O homem apareceu com duas xícaras de café e entregou uma para mim e outra para a garota.

— Cuidado, está quente — alertou.

No instante em que peguei a xícara com as mãos, senti uma pancada forte na lateral da cabeça.

O mundo girou em um ângulo de 90 graus.

Acho que levei mais do que alguns minutos para perceber que fui golpeado pelo homem. Foi esse o nível de força. Provavelmente tinha usado alguma coisa, não foi um soco de mãos vazias.

Eu conseguia escutar as coisas enquanto estava deitado no chão, mas não consegui identificar nada a partir dos sons que estava captando. Estava com os olhos bem abertos, mas não conseguia compreender as imagens que via.

A primeira coisa que senti ao recuperar a consciência não foi a dor de um soco, mas o calor do café derramado na minha canela.
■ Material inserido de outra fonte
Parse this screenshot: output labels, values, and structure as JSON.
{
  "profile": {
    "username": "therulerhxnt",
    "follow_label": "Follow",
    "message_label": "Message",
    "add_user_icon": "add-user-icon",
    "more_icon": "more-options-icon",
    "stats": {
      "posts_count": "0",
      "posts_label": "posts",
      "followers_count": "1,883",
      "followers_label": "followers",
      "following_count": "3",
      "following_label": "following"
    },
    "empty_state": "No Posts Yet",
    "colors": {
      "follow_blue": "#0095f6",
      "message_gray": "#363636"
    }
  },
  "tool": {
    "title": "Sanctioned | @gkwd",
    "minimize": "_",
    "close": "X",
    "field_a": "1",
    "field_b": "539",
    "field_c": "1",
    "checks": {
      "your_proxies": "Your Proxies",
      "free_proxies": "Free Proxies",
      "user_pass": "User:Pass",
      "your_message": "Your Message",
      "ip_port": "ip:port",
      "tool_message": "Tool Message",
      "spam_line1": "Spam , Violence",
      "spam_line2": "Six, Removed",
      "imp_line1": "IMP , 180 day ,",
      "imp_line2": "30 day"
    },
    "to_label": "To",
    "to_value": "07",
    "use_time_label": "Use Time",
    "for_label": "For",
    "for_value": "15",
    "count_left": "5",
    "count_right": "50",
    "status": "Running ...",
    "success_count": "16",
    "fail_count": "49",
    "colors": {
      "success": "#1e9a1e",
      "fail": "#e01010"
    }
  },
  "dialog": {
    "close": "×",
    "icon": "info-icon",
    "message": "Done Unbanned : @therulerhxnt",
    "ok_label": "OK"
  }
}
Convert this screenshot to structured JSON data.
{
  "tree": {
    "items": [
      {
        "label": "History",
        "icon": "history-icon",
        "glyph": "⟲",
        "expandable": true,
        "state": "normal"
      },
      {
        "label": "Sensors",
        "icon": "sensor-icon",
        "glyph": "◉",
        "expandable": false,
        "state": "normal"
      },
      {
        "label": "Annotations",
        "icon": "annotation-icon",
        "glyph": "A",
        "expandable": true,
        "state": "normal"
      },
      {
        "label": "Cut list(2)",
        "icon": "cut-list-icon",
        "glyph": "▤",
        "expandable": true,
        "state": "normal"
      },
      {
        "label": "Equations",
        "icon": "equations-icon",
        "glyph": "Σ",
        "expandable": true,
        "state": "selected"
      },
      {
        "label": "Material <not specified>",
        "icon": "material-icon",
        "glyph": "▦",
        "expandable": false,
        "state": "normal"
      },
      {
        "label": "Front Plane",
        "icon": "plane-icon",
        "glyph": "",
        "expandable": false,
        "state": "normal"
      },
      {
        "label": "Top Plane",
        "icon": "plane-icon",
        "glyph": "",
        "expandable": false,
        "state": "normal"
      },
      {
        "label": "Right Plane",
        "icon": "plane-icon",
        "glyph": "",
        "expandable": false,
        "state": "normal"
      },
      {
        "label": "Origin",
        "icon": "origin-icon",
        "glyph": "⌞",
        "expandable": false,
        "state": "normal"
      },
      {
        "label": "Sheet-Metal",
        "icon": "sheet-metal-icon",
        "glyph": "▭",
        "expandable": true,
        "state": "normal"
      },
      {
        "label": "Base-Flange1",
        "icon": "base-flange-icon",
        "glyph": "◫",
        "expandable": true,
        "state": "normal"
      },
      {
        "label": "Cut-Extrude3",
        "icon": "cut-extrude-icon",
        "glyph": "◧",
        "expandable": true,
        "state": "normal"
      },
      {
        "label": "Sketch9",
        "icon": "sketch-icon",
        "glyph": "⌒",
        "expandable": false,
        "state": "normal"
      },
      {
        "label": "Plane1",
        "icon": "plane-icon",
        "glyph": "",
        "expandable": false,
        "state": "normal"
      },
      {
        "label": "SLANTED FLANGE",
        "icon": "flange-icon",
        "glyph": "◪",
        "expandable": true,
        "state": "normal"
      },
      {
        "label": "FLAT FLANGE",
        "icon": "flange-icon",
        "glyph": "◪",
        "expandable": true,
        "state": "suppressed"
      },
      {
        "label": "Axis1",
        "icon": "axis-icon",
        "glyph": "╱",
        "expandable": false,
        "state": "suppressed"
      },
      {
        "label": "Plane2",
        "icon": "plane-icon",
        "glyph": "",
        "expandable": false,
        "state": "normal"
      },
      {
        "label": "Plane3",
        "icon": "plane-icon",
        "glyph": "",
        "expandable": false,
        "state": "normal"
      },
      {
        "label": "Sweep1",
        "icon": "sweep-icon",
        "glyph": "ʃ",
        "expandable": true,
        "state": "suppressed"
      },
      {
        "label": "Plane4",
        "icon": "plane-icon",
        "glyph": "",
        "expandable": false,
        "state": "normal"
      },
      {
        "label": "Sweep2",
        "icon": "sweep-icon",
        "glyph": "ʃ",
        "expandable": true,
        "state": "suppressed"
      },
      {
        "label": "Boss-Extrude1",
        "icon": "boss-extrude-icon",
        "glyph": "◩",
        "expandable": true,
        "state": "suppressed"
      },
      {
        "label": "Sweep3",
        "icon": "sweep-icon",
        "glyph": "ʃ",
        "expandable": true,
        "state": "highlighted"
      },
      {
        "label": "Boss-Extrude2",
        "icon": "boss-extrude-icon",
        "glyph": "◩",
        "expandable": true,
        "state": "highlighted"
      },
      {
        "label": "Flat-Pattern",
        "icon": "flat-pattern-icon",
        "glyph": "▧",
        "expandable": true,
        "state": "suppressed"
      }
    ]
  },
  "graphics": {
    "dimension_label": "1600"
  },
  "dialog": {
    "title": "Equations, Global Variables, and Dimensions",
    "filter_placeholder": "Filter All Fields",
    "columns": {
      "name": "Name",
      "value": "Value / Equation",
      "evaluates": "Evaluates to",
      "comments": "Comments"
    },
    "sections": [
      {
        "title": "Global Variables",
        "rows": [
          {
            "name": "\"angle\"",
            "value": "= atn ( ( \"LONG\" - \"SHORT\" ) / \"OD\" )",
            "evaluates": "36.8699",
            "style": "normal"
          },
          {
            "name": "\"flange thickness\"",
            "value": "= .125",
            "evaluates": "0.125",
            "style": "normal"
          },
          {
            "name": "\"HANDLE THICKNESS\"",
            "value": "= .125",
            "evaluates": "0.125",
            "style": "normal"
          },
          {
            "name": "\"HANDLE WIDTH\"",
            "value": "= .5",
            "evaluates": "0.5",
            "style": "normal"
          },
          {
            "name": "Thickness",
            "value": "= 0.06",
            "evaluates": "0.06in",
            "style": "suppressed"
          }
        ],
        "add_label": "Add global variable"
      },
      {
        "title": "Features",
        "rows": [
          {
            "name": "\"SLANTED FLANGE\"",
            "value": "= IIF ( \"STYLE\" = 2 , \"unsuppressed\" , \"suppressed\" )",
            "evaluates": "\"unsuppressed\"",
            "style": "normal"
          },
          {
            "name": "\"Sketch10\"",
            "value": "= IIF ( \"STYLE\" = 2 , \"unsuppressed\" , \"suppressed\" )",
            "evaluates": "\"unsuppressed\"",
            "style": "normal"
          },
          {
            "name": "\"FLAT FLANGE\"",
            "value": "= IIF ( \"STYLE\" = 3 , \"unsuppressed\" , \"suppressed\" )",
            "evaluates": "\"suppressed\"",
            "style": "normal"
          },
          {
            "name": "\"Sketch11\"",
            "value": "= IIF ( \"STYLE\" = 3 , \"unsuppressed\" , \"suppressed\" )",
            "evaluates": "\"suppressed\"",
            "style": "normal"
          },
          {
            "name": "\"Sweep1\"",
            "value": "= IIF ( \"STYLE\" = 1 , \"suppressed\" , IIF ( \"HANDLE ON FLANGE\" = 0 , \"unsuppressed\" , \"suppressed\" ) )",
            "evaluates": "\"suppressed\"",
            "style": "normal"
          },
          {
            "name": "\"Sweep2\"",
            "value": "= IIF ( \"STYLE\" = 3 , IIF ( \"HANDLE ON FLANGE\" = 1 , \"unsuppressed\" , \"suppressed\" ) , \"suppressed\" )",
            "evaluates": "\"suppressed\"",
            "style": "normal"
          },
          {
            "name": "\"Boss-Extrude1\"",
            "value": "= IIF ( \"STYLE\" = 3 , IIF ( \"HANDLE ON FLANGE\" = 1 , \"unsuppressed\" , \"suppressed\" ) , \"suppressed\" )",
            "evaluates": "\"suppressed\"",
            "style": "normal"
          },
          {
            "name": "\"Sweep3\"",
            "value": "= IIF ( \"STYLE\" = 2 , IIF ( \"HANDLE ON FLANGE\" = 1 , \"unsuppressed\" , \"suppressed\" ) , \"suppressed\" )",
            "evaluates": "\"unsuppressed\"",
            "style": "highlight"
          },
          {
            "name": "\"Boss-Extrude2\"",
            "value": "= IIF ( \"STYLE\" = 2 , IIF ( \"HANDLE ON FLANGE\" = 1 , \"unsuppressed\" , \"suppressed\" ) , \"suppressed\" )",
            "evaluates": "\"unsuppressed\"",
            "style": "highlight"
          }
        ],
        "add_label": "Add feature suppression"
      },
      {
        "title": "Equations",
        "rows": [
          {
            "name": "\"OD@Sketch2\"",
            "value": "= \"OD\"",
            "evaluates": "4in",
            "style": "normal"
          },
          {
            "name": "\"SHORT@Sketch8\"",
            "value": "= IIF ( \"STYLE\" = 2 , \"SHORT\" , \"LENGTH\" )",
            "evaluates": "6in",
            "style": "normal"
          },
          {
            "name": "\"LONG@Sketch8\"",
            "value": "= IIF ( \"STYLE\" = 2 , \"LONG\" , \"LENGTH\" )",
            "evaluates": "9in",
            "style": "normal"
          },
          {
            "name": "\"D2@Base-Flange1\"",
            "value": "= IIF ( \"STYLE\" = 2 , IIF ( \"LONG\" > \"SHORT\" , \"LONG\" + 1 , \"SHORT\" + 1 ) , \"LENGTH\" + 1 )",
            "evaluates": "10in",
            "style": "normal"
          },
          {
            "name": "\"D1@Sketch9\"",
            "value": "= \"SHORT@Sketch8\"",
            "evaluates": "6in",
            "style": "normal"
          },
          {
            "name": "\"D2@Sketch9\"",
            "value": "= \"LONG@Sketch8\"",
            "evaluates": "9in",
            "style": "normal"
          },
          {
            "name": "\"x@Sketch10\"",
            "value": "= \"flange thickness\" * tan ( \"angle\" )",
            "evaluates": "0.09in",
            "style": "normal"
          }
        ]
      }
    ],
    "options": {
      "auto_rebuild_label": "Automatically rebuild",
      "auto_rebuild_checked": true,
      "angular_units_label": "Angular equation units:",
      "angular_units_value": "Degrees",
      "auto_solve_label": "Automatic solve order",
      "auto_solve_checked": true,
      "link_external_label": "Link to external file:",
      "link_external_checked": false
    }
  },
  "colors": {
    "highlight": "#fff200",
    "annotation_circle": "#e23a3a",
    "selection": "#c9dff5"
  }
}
No começo, a dor não foi registrada como dor, mas sim como uma misteriosa sensação de desconforto. Com certo atraso, a lateral da minha cabeça finalmente começou a doer, parecia que estava rachando. Coloquei minha mão esquerda na área e senti algo morno.

Tentei me levantar, mas minhas pernas não me obedeciam. Ele planejou isso desde o início, percebi. Afinal, o homem estava sendo cauteloso, observando enquanto baixávamos a guarda.

Tentei ficar em guarda, mas acabei me distraindo enquanto ele me servia o café. Amaldiçoei minha própria estupidez.

Meus óculos de sol tinham caído, provavelmente quando levei um soco. Aos poucos fui capaz de focar meus olhos e identificar as imagens difusas. Então, por fim entendi o que estava acontecendo naquele momento.

O homem estava curvado sobre a garota. A tesoura que ela deveria ter cravado nele tinha acabado caindo no chão a alguma distância deles.

A garota, com as duas mãos presas, tentou resistir, mas estava claro quem tinha a vantagem.

O homem falou com os olhos vermelhos:

— Eu sempre fiquei de olho em você, desde o ginásio, Akazuki. Nunca pensei que teria minha chance assim. Você veio dançando até aqui para dar uma desculpa falando em legítima defesa? Essa é uma escolha fácil, minha amiga.

Ele segurou os braços dela contra sua cabeça com a mão direita, e com a esquerda, agarrou seu colarinho e arrancou os botões de sua blusa.

A garota se recusou a desistir e lutou com tudo de si.

— Pare de se contorcer! — gritou ele, dando um soco entre os olhos dela.

Duas vezes. Três vezes. Quatro.

Vou matá-lo, jurei.

Mas minhas pernas não concordaram com minha vontade e voltei a desabar no chão.

Era a minha retribuição por minhas tendências de recluso. Há seis meses, eu seria capaz de me mover ao menos um pouco melhor.

Um som fez o homem se virar. Ele pegou algo que estava no meu ponto cego. Um bastão extensível preto brilhante. Então foi com isso que me atingiu. Mas que bem preparado.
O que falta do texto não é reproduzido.